Ask the folks in Grenfell Towers about this. Most could not escape because they were incapacitated by the poisonous fumes from when the polyiso burned.
Fire
The first problem is that plain old polystyrene packing foam is a fire accelerant. Which means if a fire gets going, this will spread the fire like a rocket, greatly shortening your viable escape time, which is already too short as it is due to the proliferation of plastics in consumer goods.
Here's an example of how different grades of insulation materials react to fire. The stuff in the #2 bay is polyiso, and the #1 bay is several grades of spray foam - all architecturally rated product by the way.

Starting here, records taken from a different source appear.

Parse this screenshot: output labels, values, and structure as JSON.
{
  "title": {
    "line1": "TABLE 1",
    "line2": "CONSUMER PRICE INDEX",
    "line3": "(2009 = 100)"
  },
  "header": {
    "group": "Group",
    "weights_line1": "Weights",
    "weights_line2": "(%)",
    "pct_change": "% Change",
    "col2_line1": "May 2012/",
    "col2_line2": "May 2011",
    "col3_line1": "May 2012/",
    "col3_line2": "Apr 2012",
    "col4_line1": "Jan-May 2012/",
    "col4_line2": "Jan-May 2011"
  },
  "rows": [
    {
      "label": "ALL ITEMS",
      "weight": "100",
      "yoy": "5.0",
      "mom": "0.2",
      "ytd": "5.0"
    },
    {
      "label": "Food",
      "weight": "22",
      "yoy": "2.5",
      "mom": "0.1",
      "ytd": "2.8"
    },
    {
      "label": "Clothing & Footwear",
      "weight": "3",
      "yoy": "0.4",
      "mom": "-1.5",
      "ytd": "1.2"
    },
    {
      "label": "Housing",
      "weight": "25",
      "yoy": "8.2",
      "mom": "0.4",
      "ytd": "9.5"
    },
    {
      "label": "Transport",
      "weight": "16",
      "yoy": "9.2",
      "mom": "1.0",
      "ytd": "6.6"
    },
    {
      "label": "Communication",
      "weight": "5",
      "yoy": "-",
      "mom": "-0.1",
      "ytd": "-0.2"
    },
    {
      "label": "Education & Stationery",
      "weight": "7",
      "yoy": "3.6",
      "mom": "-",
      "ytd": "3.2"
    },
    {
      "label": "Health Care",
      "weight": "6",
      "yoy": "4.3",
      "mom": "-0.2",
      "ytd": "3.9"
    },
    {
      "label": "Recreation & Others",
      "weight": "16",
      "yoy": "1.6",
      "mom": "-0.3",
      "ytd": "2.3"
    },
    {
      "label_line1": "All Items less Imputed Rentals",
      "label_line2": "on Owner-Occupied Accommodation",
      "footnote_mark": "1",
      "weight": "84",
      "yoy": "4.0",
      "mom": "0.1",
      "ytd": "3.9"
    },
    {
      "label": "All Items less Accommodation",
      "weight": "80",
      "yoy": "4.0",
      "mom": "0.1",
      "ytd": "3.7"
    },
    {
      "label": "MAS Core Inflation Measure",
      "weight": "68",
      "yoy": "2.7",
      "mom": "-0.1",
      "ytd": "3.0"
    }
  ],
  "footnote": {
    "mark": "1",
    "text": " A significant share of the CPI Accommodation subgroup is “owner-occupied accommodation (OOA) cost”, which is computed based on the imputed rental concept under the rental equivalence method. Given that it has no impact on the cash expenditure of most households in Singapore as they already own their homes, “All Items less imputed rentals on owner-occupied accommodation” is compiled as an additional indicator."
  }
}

https://www.youtube.com/watch?v=CdItsso3ur0
Don't miss the surprise at 13:20.
Poison / toxicity of fumes
I don't know if you've noticed, but in the last 30 years a new cause of death has rocketed up: Smoke Inhalation.
Foam's propensity to fire collides catastrophically with its tendency to emit poisonous fumes when burned. These instantly degrade your brain's capacity to make decisions and keep legs working as they should, and you don't make it out of the fire. And then your death is recorded as "smoke inhalation" since the fire didn't actually burn your body.
And the toxic smoke came from plastics. People had far less trouble with this when household items were made of wood, metals, natural cloth and other natural substances, that did not produce large amounts of hydrogen cyanide and numerous other chemical toxins.
What is packing foam?
Most foam is made of Polystyrene, aka "6 PS" on the recycling symbol. The exact same material is used in model airplanes. The difference is that the polystyrene is foamed by making it into sand, saturating it in liquid pentane, injecting the liquid into a mold, and flash-heating the mold to make the pentane violently boil. The molds are hollow, and are heated with pressurized steam then cooled with cold water to reset the mold.
What is pentane?
methane - ethane - propane - butane - pentane - hexane - heptane - octane.
These are basic hydrocarbons, with 1-8 carbon atoms per molecule. Methane, you know as natural gas. Propane is an easier-to-handle "natural gas" used for camping, because it can be kept liquid in a modestly pressurized tank. Butane can be kept liquid in a simple plastic lighter. As you can guess, Pentane's boiling point is higher still and naturally wants to be liquid below 97°F/36°C. So it's the perfect blowing agent for molds using steam to heat and cold water to reset. Octane you know is gasoline. So it is in that spectrum.
Pentane is highly flammable of course, but its flammability characteristics are not used in manufacture. Non-flammable non-toxic blowing agents exist, but unfortunately they are Freon, and so are largely banned. Relatively little pentane remains in the foam; most of the flammability is from the polystyrene. Which is really a problem, because polystyrene burns aggressively and emits much more poisonous smoke. Pentane burns cleaner than gasoline.